Thierry Crouzet

Prolégomènes

À dix-sept ans, en 1980, j’ai décidé de devenir écrivain, peut-être parce que j’étais mauvais en français, surtout parce que j’avais envie de raconter des histoires. Je voulais imiter A. E. Van Vogt, Clifford D. Simak, Frank Herbert, Jack Vance, Théodore Sturgeon… J’ai alors commencé un journal, en dilettante au début, puis avec de plus en plus d’attention à partir des années 1990.

À cette époque, mes Carnets de route comme je les appelais ne ressemblaient plus à un journal intime. Ils servaient de brouillons à mes autres textes. J’y éparpillais des réflexions que j’illustrais parfois d’aquarelles.

En 1996, j’ai publié sur Internet un extrait de ce carnet, sans prolonger l’exercice car personne n’y prêta attention. En 2000, j’ai participé à la création d’une maison d’édition en ligne. Je ne cherchais plus à me publier moi-même, mais je voulais donner aux auteurs non-techniciens les moyens de le faire.

Je me suis retiré assez vite de ce projet, mes amis partenaires ne s’entendaient pas. J’ai consacré un peu plus de temps à bonWeb.com, site créé en 1998. En 2003, je revenais à mes amours pour l’auto-publication en ligne, en créant bonBlog.com une plate-forme de blogs communautaire.

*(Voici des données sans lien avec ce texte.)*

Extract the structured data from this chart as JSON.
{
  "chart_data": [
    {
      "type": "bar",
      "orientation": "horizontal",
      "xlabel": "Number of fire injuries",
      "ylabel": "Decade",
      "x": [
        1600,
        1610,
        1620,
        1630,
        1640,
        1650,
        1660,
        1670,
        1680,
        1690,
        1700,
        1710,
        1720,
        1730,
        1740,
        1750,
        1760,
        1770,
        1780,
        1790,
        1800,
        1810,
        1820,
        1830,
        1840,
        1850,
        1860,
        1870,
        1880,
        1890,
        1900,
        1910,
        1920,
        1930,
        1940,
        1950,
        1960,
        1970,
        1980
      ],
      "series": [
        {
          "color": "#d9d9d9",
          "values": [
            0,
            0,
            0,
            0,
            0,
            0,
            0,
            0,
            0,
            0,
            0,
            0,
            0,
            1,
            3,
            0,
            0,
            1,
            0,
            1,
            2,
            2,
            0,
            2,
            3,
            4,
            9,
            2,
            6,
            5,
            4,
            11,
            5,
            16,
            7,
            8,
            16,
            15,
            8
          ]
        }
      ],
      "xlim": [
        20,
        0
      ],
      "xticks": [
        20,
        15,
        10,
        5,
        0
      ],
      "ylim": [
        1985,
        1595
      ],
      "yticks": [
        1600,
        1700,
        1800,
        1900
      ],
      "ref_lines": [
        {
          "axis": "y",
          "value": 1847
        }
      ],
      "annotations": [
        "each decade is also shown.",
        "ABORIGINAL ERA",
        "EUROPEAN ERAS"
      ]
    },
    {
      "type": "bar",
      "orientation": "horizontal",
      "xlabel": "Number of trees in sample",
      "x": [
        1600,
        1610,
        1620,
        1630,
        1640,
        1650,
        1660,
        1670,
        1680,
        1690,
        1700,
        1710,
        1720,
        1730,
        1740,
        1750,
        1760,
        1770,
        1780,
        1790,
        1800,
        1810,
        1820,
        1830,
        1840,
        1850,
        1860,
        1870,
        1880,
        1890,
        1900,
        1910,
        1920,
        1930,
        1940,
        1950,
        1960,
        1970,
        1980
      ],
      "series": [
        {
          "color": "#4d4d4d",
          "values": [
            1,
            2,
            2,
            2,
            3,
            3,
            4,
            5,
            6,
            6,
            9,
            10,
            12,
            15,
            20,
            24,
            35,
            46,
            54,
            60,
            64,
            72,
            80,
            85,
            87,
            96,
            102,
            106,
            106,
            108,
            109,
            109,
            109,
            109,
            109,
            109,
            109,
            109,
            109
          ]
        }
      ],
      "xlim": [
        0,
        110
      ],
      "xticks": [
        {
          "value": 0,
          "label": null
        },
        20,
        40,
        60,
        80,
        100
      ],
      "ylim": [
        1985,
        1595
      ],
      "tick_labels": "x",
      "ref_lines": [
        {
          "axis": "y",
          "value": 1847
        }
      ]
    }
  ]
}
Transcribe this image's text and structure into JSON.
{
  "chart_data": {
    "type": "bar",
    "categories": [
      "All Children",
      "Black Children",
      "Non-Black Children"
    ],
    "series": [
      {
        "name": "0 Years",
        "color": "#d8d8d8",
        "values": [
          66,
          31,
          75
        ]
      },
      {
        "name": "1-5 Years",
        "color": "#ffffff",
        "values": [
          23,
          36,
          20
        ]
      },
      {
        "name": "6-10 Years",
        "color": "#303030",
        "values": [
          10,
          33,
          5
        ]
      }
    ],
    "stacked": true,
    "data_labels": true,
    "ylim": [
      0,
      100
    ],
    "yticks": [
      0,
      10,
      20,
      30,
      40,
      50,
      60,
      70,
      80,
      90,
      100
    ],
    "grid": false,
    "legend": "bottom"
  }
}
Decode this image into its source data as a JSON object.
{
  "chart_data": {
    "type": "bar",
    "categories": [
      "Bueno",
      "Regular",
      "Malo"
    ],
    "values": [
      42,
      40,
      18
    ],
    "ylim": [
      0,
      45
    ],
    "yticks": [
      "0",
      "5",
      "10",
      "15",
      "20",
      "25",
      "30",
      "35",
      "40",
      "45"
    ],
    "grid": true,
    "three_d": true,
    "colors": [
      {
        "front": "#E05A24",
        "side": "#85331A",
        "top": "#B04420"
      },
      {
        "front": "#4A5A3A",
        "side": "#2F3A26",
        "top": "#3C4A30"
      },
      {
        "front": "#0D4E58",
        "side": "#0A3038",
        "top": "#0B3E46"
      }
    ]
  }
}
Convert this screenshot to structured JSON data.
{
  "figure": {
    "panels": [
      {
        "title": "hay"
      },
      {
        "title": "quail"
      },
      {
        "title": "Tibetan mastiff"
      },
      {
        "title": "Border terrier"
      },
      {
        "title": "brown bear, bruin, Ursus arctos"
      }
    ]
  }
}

Je pensais que les gens qui se passionnaient pour un sujet pouvaient créer des villages où ils partageraient leurs textes et leurs photos. Ce fut un flop, il était encore trop tôt en France pour le collaboratif et je n’avais pas assez la fibre entrepreneuriale pour lancer un tel service à grande échelle. Avec le recul, je vois bien que j’aurais dû persévérer, mais c’était sans importance puisque d’autres l’ont fait à ma place.

J’étais donc immergé dans la blogosphère depuis son origine mais je n’éprouvais pas le besoin d’ouvrir mon propre blog. Je me confrontais à un problème classique en art : l’adéquation de la forme et du fond. Le blog ne collait pas, d’autant que durant toutes ces années je travaillais aux premières versions de mon Ératosthène.

Ce n’est qu’à la fin 2005, après avoir bouclé Le peuple des connecteurs, que j’ai compris que mes carnets avaient rejoint par leur forme et leur fond ce qui se faisait sur Internet. J’ai commencé à travailler mon blog dès le début 2006, trouvant peu à peu le ton et le rythme en même temps que des lecteurs fidèles.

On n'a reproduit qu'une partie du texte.